Scientists at the University of California - Santa Barbara discovered a gene that is “critical to the development” of the columbine flowers' spurs.

So, what better way to honor this ‘spurs’ gene by naming it after San Antonio Spurs coach Gregg Popovich? Well, that’s exactly what these university researchers did.

“This gene is a transcription factor, which means it controls spur development in columbines by regulating the activity of other genes,” said research associate Evangeline Ballerini, who is leading the project. “So I chose the name POPOVICH because as coach, Popovich controls San Antonio Spurs development, in a sense, by regulating the activity of his players.”

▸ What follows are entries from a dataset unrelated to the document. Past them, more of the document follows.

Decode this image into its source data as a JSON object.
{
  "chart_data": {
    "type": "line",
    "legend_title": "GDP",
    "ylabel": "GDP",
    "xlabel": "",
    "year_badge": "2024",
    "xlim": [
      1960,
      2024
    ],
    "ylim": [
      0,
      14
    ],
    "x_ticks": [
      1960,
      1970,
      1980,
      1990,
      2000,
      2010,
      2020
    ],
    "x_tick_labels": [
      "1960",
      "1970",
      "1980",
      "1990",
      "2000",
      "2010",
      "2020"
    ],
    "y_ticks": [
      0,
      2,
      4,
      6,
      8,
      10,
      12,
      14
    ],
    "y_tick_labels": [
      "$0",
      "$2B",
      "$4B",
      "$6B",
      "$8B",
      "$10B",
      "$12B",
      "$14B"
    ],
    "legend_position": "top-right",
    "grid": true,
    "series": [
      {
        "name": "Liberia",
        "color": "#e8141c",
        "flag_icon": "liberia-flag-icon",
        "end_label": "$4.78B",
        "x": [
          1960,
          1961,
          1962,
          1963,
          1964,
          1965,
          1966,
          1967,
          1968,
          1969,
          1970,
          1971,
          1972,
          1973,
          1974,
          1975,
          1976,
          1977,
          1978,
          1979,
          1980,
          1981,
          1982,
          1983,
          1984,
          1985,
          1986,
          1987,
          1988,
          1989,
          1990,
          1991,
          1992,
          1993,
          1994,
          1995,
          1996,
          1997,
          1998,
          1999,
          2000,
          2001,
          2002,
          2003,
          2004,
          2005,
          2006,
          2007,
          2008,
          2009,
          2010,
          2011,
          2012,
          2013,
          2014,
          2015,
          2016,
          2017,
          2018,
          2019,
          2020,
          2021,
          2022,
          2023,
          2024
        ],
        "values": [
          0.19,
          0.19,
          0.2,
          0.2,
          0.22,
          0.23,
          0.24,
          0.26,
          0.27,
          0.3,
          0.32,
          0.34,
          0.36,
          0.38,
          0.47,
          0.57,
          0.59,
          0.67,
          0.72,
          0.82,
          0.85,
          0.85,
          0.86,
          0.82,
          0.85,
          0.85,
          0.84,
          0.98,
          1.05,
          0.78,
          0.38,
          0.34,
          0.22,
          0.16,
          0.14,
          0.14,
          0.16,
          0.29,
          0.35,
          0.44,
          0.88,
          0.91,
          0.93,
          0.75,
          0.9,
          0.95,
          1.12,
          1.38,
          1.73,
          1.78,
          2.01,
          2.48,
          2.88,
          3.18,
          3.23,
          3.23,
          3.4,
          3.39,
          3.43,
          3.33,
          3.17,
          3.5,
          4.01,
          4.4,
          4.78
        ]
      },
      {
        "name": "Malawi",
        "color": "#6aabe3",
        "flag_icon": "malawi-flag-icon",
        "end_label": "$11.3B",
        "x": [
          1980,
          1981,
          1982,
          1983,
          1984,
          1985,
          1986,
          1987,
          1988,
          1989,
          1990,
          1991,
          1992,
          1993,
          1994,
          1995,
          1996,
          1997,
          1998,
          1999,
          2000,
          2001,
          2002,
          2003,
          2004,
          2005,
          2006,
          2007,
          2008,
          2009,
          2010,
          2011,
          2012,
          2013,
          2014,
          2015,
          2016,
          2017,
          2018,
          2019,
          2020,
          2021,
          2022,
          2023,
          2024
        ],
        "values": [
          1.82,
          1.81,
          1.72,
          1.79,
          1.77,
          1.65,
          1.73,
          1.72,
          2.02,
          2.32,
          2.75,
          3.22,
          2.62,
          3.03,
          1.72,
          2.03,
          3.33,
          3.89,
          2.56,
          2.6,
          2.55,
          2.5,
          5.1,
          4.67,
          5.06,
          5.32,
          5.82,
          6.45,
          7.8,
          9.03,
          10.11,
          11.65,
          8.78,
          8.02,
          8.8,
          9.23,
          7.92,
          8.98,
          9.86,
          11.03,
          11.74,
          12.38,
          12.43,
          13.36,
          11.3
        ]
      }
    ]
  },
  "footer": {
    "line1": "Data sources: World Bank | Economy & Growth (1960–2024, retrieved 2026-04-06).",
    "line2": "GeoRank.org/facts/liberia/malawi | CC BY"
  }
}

Ballerini, UC Santa Barbara professor Scott Hodges and others published their findings on the critical gene in the journal PNAS this past summer. The group studied the genetic changes in the columbine flower and after much research, discovered this ‘POPOVICH’ gene was “critical to the development” of the flowers’ spurs, or long tube-like structures.

The scientists initially studied the flowers and their spurs, which lead to the flower’s nectar. However, to find out how that trait developed, researchers had a complicated task ahead, as the columbine flowers are composed of about 30,000 genes and there was only one gene they were looking for.

Ballerini sequenced the genome of nearly 300 second generation columbine flowers and looked for “instances in which the spurless plants had inherited two copies from their spurless grandparent,” according to the university’s website.

Researchers were then able to narrow their search to around 1,100 genes.

“There was no guarantee that these methods would lead us to the gene we were looking for,” Ballerini said. “There was definitely quite a bit of work that went into all of the experiments and analyses, but in the end there was a bit of luck too.”

Ballerini studied the genes during five stages of early petal development in columbine flowers without spurs and three others with spurs. Eventually, after consulting with other researchers from Harvard, Ballerini said she believed she found the right gene.

Ballerini says the name, POPOVICH, still seems like the perfect fit.

“It leaves open the possibility that, if we identify other genes at play in spur development, we can name them after some of the players on the Spurs,” she said.

According to the university’s website, their findings are among the “first key innovations for which a critical developmental gene has been identified" for the columbine flowers.